Sadly, The Toast will itself soon be toast. If you’re not familiar with this “American anthology, humor, and feminist writing website,” you still have time to check it out (start here perhaps) before they fold their digital tent on July 1. I went to the site today after one of my Facebook friends posted a link for this article: “The Toast Looks Back: The Best of Western Art History.” While providing a number of intriguing story links there, writer Mallory Ortberg starts out with “Western Art History Is Just 600 Years of Women Getting Out of Bathtubs” because she’s pretty sure that’s where it all began.
The bathtub article begins with a fictional conversation set in Europe in 1500, where a group of artists (male, of course) have met to decide their future endeavors. As one puts it,
Europe is at the height of her cultural and political influence; we have the riches of the classical world as well as the novelties of the Age of Discovery to draw upon as we enter a new era of artistic expression. What, then, shall we paint?
No one says anything for a while and then a small voice from the back of the room asks, “What if…what if we draw a lot of pictures of women getting out of the bathtub? From behind?” After some initial astonishment, the mysterious members vote on the motion and pass it, as long as the models painted are “tall, Dutch-looking women with braided hair…or, maybe, a few French ladies. But nobody else.”
Ortberg next presents a striking collection of said naked women painted from behind getting out of bathtubs, beginning with Degas’ “Woman At Her Bath” and ending with Alexandre Jacques Chantron’s “Pleasures of Summer.”

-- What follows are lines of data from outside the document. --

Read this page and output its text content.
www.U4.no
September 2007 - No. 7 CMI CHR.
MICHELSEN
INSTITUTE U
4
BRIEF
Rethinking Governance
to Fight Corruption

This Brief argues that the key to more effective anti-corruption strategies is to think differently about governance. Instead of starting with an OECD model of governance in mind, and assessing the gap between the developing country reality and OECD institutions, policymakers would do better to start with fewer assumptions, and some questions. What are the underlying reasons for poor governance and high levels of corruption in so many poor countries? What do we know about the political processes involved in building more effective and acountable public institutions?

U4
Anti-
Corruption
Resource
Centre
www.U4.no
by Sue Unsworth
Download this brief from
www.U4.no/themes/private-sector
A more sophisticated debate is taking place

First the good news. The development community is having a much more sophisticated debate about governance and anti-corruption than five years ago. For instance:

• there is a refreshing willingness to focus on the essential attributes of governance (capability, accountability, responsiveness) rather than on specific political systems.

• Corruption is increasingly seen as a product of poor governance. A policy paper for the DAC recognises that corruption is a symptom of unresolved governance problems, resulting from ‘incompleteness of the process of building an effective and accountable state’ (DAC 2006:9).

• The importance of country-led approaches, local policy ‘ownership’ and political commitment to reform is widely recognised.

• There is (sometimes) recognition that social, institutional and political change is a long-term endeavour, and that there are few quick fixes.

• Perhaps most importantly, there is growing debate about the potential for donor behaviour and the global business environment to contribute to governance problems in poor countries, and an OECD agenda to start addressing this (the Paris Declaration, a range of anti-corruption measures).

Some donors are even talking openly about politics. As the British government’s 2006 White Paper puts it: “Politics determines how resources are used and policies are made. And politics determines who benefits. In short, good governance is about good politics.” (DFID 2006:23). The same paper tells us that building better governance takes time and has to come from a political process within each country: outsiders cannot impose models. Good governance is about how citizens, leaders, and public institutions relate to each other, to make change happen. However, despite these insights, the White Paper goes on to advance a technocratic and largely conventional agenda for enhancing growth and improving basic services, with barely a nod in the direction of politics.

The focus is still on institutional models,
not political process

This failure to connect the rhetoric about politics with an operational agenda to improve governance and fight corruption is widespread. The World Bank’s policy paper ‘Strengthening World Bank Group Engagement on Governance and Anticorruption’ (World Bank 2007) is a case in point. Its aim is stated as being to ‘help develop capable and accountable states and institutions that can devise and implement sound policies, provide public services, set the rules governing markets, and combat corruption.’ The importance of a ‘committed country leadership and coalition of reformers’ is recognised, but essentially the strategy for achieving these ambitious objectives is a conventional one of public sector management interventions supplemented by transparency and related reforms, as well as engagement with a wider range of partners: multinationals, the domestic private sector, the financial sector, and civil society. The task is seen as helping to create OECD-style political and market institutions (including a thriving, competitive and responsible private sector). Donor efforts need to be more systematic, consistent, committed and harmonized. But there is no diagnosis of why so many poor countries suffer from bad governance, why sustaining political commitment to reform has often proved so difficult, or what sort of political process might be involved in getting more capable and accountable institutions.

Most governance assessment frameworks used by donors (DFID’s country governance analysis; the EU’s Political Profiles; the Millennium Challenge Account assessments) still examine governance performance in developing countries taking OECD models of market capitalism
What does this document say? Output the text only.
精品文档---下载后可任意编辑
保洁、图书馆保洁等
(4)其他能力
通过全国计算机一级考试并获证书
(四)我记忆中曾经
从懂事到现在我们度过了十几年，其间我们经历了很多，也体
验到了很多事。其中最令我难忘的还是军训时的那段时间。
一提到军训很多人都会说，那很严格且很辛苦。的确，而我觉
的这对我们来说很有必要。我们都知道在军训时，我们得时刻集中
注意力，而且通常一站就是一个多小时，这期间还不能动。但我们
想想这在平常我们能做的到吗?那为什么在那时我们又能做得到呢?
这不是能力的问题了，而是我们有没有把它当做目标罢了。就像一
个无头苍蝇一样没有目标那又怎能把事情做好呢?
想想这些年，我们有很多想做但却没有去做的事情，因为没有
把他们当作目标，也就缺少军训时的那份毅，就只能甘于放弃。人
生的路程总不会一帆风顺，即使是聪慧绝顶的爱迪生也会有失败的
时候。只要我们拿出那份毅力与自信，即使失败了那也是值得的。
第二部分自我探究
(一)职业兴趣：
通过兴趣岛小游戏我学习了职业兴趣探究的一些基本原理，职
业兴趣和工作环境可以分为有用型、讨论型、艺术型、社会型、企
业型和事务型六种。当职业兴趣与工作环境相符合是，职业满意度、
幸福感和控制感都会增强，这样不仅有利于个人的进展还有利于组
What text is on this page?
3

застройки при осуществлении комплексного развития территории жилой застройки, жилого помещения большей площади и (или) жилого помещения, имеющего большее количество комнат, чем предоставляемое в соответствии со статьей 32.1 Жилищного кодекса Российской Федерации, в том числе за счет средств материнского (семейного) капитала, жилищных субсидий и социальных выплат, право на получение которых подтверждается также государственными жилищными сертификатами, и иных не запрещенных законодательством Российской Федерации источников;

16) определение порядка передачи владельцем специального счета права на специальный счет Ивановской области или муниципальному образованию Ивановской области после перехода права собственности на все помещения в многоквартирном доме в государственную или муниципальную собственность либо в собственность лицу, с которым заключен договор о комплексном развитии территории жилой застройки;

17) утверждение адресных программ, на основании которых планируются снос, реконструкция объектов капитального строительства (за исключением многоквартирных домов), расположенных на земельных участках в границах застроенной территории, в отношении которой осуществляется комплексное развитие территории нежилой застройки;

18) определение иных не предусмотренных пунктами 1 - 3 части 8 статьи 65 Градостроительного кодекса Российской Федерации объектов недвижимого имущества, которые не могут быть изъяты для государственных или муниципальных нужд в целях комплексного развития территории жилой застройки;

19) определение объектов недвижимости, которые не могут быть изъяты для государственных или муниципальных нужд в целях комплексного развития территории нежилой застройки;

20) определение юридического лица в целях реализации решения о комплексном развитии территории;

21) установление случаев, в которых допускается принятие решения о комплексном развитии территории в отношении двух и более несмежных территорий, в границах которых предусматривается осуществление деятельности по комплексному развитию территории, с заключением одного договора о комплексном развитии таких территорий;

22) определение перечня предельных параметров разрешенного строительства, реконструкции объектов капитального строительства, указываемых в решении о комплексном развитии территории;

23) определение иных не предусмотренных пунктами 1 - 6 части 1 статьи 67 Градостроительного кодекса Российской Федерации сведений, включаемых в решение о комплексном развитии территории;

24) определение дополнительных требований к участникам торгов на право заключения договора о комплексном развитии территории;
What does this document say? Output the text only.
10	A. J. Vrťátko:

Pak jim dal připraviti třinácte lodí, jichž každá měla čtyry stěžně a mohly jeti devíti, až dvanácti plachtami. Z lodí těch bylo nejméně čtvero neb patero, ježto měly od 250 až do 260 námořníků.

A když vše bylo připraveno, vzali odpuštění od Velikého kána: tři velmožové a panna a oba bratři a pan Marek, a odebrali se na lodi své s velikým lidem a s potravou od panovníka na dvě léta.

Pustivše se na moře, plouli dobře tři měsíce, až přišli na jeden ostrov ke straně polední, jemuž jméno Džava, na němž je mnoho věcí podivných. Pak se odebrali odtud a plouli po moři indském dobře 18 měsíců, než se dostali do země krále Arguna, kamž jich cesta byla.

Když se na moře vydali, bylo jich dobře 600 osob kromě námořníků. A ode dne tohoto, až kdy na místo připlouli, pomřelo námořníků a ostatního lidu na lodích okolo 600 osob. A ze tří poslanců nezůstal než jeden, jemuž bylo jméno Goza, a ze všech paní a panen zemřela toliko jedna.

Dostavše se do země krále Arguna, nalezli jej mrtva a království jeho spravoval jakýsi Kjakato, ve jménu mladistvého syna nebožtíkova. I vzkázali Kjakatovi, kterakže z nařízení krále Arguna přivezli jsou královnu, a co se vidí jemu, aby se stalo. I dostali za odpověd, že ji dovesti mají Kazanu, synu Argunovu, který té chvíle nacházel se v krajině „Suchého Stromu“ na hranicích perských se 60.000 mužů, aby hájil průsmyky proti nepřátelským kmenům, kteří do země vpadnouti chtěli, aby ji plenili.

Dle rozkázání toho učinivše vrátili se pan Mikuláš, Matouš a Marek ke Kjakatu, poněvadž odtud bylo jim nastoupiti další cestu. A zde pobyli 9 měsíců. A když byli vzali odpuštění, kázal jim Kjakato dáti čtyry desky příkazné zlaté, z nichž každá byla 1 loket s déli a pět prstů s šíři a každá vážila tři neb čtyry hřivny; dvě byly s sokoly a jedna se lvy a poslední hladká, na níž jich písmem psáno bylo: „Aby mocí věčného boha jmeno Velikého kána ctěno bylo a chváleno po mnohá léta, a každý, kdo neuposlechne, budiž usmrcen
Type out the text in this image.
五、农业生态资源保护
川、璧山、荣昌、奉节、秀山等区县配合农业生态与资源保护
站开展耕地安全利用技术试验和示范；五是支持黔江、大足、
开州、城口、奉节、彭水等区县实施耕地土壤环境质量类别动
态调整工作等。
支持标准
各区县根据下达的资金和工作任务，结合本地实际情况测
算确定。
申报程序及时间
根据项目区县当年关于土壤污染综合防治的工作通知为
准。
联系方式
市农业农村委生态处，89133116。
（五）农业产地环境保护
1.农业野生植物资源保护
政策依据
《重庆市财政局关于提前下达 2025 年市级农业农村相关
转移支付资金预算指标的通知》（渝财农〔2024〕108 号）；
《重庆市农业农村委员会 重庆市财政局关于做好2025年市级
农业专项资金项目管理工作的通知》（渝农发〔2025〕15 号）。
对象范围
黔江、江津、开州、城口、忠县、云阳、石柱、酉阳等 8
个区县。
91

Perusing other collections on Ortberg’s Western art history list, you quickly find a certain slant that may make those of us of the male persuasion somewhat nervous and/or chagrined:
- 500 Years of Women Ignoring Men
- Too Many Men
- Gleeful Mobs of Women Murdering Men
- Women Trying to Politely End Conversations
- Unsatisfied Women
But this slant seems to be not all-encompassing. There’s also “Men Sleeping Quietly and Not Talking or Bothering Anyone” and “‘We’re Fine Here. How Are You?’ Normal Moments in Art History When No One Is about to Get Murdered.” But then you look closer. In the latter collection, the text near one painting of naked women bathing in a river (no behinds in sight) while a clothed man watches from shore reads “I can help you breathe underwater. None of my boyfriends are riverbank corpses if that’s what you’re worried about.” And after that you discover that all the artworks chosen are depictions of witches.
So, if you want to experience similar enlightenchantment (1) re art, should you be in arrears about it (yes, I said that!), as well as re many other subjects (for example, learning what an Espresso Martini Cheesecake has to do with Pretty Little Liars), please visit The Toast. Failing that, if you happen to be imbibing a beverage or enjoying a warm buttered slice freshly popped from your Cuisinart or Black & Decker or Hamilton Beach on July 1, raise either or both in fond remembrance or missed remembrance of metaphorical slices-of-bread-browned-on-both-sides-by-a-source-of-heat past. I know I will be.
(1) Being simultaneously enlightened and disenchanted.
* La Toilette (Woman Combing Her Hair), c. 1884–1886, pastel on paper, by Edgar Degas, Hermitage Museum, St. Petersburg. Public Domain.